Can't close a project
Needs design @maria-komarova
I added a menu item for this (not yet implemented). We will definitely need context menus but I haven't tried that yet. I'd like a design for context menus when right clicking in the project area or in the text area.
What would be inside those context menus? Other than closing a project?
Here are examples from Atom.
@jackpot51 revisiting this: We have this notion of closing a project, but do we have an idea of what that does as well as what that looks like from a UX standpoint?
I ask because I can see a few behaviours for closing a project with active, unsaved changes in multiple files. Does closing a project just remove it from the file viewer, or does it also close all the files in that project that have been opened through that project?
Having talked to a handful of people I know in the computer-science/developer space, I had some very consistent conversations.
After showing them cosmic-edit and how they can open projects and open files from within projects in the file-viewer, I asked the following question:
If you have a project open and two of that project's files have unsaved changes, and then you close the project, what happens?
I asked three people. Two software engineers and a network admin. All three ultimately answered the following (with minor variations):
- The editor should move to the first unsaved document, and ask you to save or discard. The document should then be closed.
- The editor should move through every document until all unsaved changes are either saved or discarded.
- Once all documents with outstanding changes are decided and closed, the project should be closed and removed from the file-viewer.
There are a couple of things this highlighted. First, I should acknowledge that the initial question is a leading question. It implies that the project "owns" the documents opened through it. But each of the three people I talked to was surprised when I suggested that closing the project might just remove the project from the file viewer and do nothing to the files opened with it. As such, it seemed they saw opening a file through a project not as opening file.txt but as opening project/file.txt. The other part was that there was an immediate (probably unsurprising) desire for quite fine-grained control.
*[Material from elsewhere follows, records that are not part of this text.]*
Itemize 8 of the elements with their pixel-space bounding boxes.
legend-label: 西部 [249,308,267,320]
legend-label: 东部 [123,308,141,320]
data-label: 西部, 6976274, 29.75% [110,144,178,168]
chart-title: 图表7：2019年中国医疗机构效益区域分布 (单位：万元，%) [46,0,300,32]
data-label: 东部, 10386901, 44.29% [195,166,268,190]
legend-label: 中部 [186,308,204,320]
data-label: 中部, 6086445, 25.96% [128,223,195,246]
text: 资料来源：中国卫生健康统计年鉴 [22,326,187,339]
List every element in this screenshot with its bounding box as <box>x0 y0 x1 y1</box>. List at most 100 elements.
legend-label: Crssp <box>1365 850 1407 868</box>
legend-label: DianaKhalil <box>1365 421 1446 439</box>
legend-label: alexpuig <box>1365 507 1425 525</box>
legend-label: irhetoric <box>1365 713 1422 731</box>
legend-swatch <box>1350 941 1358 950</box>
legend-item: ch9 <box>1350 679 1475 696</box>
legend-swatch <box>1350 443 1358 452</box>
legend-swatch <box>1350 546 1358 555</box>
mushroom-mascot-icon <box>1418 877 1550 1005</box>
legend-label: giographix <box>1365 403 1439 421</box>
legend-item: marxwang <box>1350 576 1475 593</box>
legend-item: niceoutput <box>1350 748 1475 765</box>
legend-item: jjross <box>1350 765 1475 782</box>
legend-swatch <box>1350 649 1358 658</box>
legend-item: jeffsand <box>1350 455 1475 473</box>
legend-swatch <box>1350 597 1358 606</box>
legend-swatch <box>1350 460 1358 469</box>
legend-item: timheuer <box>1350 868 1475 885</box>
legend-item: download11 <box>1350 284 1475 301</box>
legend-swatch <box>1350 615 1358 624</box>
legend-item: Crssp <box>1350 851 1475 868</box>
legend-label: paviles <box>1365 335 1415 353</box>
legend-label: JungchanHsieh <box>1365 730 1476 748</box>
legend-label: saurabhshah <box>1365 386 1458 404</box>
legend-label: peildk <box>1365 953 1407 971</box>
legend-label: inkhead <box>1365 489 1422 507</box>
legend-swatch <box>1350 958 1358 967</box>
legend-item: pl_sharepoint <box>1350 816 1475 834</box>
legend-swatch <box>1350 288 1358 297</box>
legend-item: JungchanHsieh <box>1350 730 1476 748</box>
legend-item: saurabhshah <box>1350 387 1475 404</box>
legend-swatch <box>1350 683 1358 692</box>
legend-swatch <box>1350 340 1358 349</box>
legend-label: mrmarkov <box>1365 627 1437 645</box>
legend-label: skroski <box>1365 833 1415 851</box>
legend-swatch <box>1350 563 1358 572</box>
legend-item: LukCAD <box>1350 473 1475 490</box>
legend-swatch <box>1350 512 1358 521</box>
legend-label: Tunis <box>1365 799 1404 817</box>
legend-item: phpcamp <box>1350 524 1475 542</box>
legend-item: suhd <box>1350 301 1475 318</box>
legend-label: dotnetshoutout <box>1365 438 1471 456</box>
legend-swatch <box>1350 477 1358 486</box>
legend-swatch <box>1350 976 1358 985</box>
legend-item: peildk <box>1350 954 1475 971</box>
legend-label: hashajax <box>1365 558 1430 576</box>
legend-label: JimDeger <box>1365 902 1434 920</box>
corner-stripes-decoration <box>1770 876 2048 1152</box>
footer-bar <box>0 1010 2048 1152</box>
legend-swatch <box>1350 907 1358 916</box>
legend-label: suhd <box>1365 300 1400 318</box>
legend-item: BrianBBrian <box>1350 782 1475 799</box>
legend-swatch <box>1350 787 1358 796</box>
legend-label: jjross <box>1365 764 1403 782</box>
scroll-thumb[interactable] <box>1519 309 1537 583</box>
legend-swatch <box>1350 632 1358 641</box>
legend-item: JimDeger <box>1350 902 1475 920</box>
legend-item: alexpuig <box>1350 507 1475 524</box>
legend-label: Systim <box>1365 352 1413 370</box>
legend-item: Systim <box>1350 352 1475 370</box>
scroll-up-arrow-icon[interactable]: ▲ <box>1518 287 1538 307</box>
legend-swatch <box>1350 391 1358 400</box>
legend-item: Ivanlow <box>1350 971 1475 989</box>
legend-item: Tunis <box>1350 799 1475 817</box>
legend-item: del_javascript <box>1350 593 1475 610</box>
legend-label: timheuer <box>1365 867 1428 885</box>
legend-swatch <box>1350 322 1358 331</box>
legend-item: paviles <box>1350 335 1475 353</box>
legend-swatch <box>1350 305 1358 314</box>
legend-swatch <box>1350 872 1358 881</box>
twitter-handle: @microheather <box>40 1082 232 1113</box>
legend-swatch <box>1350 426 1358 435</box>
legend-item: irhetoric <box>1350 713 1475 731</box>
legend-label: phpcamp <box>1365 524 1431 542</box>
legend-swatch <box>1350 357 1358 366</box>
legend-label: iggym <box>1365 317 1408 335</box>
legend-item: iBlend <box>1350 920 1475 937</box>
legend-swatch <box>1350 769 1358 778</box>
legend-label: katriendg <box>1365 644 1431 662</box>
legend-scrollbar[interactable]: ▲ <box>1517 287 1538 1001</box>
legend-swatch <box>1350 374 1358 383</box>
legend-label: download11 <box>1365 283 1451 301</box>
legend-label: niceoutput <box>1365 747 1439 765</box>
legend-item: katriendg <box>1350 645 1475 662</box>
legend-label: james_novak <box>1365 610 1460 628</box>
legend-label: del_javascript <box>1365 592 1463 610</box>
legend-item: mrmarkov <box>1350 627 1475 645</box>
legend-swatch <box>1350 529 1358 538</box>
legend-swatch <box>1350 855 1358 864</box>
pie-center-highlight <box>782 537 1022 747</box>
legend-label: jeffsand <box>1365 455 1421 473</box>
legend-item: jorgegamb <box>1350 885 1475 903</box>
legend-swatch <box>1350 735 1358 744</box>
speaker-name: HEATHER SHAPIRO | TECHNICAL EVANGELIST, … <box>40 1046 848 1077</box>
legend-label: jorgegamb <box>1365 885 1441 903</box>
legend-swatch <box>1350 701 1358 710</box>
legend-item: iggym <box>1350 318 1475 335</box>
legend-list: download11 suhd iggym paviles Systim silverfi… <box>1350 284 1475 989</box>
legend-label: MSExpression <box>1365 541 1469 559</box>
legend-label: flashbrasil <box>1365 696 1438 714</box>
To me, though, this seems like it could be cumbersome. Especially if working across a large number of files. I asked if the following would also make sense: A prompt with a check list allowing you to save selected files (defaults to all selected) and then options to discard all or to cancel.
All three people were receptive to the concept (Which I described by comparing it to the "restore session" page in Firefox) Naturally, that would require a lot more work (file-type icons, more clearly defined checkboxes, etc.) but it also seems kind of compact as a solution too.